At the end of year 10, if you get that fair and the community is still going, the Stewards all win. The Spiritual Leader with the most influence (ties count) also win, but the rest lose.
Year 10, the final turn, is different in theme. It’s the year (although there will still be sabotage) in which people en mass see that your new way of living without turning the planet against humanity will work. It’s the all-to-play-for year. It means you can end the game with a ray of hope.
We come to you with our hearts worn on our sleeves. For the past decade, we’ve done everything we can to prove that your society couldn’t last. Everything we threw at you, you overcame. You’re still here. We come here today to beg for forgiveness. We come here today asking for a place in your home.”
Radial Commune look and feel
I would pay $10 without pause for Radial Commune. It’s free. The game looks incredible, and the art is gorgeous. It doesn’t matter that the art has come from Shutterstock.

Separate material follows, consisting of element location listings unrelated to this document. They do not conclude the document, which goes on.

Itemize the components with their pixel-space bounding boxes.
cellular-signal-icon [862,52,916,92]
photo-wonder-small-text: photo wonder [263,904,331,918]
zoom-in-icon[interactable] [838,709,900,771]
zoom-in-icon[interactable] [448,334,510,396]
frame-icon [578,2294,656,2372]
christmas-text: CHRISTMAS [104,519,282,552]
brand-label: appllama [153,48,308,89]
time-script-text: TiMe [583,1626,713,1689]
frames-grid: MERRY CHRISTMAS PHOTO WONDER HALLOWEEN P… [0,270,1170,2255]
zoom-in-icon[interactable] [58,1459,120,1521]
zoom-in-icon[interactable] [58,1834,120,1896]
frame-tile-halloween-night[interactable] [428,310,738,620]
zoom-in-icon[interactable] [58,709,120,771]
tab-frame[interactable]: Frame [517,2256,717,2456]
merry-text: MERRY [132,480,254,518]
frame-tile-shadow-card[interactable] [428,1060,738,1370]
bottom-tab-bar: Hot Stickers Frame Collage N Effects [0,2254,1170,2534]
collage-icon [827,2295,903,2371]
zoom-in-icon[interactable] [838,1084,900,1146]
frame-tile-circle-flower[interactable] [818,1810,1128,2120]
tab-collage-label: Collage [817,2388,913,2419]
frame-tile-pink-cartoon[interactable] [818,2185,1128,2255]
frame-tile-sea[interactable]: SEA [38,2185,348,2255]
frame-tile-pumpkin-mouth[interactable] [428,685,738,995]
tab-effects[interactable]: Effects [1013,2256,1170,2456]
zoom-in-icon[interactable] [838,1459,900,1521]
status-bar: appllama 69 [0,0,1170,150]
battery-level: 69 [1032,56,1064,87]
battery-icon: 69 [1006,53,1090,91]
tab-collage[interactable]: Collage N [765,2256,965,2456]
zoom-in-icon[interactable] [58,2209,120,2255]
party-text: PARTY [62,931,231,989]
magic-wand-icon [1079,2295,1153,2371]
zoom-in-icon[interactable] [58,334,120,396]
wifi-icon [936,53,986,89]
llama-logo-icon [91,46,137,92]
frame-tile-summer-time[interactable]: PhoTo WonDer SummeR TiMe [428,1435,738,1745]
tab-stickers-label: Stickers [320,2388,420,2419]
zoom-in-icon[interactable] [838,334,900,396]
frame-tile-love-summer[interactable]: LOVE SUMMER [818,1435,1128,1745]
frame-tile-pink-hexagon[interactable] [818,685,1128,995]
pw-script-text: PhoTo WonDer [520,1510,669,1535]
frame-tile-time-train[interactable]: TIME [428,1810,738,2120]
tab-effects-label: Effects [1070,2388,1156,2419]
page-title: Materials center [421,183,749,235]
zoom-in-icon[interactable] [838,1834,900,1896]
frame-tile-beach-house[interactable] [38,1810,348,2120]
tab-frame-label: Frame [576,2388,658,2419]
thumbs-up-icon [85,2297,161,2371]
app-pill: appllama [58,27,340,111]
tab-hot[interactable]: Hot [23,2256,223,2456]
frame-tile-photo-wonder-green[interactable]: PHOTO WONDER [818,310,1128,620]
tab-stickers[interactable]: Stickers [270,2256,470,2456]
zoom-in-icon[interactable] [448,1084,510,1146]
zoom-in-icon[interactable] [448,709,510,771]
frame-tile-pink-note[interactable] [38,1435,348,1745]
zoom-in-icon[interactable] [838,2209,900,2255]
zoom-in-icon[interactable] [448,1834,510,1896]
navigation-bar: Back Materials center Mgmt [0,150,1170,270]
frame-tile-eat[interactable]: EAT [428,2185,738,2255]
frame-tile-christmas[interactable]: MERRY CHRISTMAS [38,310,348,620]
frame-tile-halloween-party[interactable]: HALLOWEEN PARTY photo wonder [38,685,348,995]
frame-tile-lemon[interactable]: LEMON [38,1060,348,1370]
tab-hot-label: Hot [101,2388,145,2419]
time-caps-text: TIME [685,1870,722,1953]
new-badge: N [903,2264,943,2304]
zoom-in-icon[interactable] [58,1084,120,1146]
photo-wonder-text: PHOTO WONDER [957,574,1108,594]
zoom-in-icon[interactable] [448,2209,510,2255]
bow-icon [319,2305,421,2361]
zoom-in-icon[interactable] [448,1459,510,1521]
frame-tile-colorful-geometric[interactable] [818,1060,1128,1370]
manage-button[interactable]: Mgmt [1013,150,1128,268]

It is what it is and is used expertly.
The setting isn’t Earth (just one like it), and light touches of fantasy (angry spirits, etc.) and heavier touches of sci-fi (bionics, it is a post-apocalypse after all) are part of the setting this gives extra range to the illustrations.
A slight grumble is that a critical section, how the Action phase is resolved, with the rules for success, failure and sabotage, is unfortunately split in two over a page break.
I tried to guess why people might not rush to download the innovative RPG at the start of this review. I’ll add one more reason, and then I’m done; imagination.
If you’re looking for a tactical RPG to engage your brain, challenge your problem solving and insight with combat and other threats, then Radial Commune isn’t a great fit for that. This RPG needs to thrive with an imagination that currently wants to be channelled to collective storytelling on a more macro level.
Both zones within the vast expanse of imagination are valid. Both are gaming. I flip between the two but spend more time in the Radial Commune end. You need to be there to get the most from the game.
My main grumble was the lack of suggestions for what to do if a Steward character dies early. That’s avoidable because it’s optional, but a steer would have been nice.
So, perhaps, in the end, a few stars need to align before you can get into Radial Commune; player numbers, time (four hours seems about right) for a one-shot and the right mood. In those conditions, I think Radial Commune is a no-brainer.